AI Summary • Published on Mar 12, 2026
The one-dimensional (1D) flux power spectrum of the Lyman-alpha (Lyα) forest is a crucial probe for understanding small-scale structures in the high-redshift Universe, providing unique insights into dark matter, the intergalactic medium, and fundamental physics. However, interpreting these measurements requires detailed modeling of complex, degenerate phenomena like nonlinear structure formation, gas dynamics, and astrophysical feedback. Traditional inference methods, often relying on simulation grids or emulators, suffer from limitations such as assumptions of Gaussian likelihoods, difficulty in capturing complex degeneracies, and dependence on single simulation codes or models. An efficient and accurate inference framework capable of marginalizing over astrophysical uncertainties is needed as cosmological datasets grow in size and precision.

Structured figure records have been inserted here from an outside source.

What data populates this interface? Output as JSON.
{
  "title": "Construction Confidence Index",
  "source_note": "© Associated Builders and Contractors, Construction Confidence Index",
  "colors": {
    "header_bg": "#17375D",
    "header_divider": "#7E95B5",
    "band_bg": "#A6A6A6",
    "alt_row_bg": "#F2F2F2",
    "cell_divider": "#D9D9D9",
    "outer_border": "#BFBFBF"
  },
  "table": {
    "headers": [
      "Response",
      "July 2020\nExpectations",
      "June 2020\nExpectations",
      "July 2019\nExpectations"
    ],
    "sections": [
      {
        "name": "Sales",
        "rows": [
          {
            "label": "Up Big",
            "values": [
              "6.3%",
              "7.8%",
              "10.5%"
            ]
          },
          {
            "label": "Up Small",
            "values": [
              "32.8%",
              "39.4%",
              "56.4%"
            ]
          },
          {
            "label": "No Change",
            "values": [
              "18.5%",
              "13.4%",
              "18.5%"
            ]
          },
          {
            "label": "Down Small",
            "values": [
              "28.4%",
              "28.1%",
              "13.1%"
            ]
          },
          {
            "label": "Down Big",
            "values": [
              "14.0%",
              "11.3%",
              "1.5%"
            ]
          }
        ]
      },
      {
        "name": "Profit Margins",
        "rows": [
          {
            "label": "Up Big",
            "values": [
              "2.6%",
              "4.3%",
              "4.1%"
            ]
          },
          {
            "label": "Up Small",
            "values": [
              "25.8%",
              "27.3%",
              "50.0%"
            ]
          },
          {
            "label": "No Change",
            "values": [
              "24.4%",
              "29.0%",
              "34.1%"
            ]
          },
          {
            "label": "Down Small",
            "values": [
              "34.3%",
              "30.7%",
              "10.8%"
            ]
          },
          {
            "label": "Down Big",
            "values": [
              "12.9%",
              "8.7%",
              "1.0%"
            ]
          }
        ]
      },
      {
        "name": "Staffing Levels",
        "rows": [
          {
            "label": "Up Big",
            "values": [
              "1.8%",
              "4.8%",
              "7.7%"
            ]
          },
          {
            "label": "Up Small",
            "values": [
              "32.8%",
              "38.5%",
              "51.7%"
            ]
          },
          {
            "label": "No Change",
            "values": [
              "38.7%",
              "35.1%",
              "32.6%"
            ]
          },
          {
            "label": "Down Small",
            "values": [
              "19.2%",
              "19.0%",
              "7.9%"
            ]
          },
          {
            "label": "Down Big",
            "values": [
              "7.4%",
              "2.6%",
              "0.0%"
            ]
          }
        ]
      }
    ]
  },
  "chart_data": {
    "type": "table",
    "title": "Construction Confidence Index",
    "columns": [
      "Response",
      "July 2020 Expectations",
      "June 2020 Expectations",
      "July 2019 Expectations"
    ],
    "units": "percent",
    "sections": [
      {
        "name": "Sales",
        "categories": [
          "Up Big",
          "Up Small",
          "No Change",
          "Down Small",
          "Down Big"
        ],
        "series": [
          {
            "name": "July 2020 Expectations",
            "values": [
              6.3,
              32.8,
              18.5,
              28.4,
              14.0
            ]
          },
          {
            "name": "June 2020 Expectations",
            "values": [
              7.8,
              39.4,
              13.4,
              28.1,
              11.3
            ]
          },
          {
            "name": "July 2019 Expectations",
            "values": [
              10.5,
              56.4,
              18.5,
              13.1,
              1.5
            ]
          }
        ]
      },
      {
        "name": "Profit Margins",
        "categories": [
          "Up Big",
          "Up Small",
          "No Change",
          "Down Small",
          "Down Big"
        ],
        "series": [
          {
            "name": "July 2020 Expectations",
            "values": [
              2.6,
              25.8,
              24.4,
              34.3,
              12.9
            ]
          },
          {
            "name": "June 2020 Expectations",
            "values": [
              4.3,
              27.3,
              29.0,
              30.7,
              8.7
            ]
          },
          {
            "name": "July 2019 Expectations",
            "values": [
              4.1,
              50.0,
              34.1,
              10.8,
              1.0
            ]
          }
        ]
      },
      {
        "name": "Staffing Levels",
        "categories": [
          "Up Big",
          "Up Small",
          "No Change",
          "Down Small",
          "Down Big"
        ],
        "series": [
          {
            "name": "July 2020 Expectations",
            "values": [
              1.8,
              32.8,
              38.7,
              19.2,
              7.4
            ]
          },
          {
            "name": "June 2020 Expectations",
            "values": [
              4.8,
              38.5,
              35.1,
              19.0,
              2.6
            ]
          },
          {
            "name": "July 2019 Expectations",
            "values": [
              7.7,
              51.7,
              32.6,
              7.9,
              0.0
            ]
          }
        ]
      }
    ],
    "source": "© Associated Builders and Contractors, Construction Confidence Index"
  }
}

This study performs the first full simulation-based inference (SBI) on the Lyman-α forest 1D power spectrum (P1D(k)). It utilizes the CAMELS suite of cosmological hydrodynamic simulations, specifically those run with the IllustrisTNG and SIMBA galaxy formation models. These simulations encompass variations in two cosmological parameters (Ωm and σ8) and four astrophysical parameters related to supernova and AGN feedback. The researchers train a normalizing flow, employing a Neural Posterior Estimation (NPE) approach with Masked Autoregressive Flows (MAF), to directly approximate the posterior distributions of these parameters. A key methodological aspect involves combining P1D(k) measurements across eight different redshifts into a single input vector for the neural network. To address a systematic mean flux mismatch between IllustrisTNG and SIMBA simulations, the SIMBA mean flux is rescaled to match IllustrisTNG. Due to the limited volume of the CAMELS simulations and the dominance of cosmic variance, the analysis primarily focuses on constraining only the cosmological parameters, as the astrophysical parameters were found to be unconstrained. Various maximum wavenumber (kmax) scale cuts (1.5, 2.0, and 3.0 h Mpc−1) were tested for the P1D(k) measurements.
When the inference framework was trained and tested self-consistently on a single galaxy formation model (IllustrisTNG or SIMBA), the cosmological parameters (Ωm and σ8) were recovered with excellent accuracy and precision. For IllustrisTNG, parameters were within 10% deviations in over 75% (Ωm) and over 90% (σ8) of cases, achieving approximately 8% and 6% precision, respectively. SIMBA results were slightly less accurate but still unbiased. However, astrophysical parameters remained unconstrained across all configurations due to the dominance of cosmic variance over feedback effects in the small simulation volumes. A significant challenge arose during cross-generalization tests (training on IllustrisTNG and testing on SIMBA), even with mean flux rescaling. While Ωm remained relatively unbiased, its scatter increased, and σ8 exhibited a ~10% positive bias, with posteriors showing overconfidence. This highlighted the inherent cross-generalization problem between different galaxy formation models. To mitigate this, a multi-domain training approach was implemented by combining simulations from both IllustrisTNG and SIMBA. This proved effective, recovering unbiased parameter values for both Ωm and σ8 with accuracy and precision comparable to the self-consistent single-model training, demonstrating its ability to handle model uncertainties. Additionally, exploring inference on the power spectrum of optical depth (τ) instead of flux (F) yielded improved precision for both Ωm (~5.8%) and σ8 (~4.6%) while maintaining unbiased results.
This study represents a significant advancement in using simulation-based inference for cosmological parameter estimation from the Lyman-alpha forest. The success of the multi-domain training method provides a robust solution for dealing with inconsistencies between different galaxy formation models, which is crucial for applying these techniques to real observational data. The work paves the way for future efforts to constrain fundamental physics more accurately with the Lyman-alpha forest. Moving forward, the framework will be extended to next-generation CAMELS simulations with larger volumes to potentially constrain astrophysical parameters and achieve even better statistical precision. Further research will involve applying this framework to other dark matter physics simulations and real-world P1D(k) measurements from instruments like DESI and KODIAQ-SQUAD. This will necessitate addressing observational effects such as instrumental noise and contaminants, potentially through advanced domain adaptation techniques, and further exploring the advantages of optical depth power spectrum inference.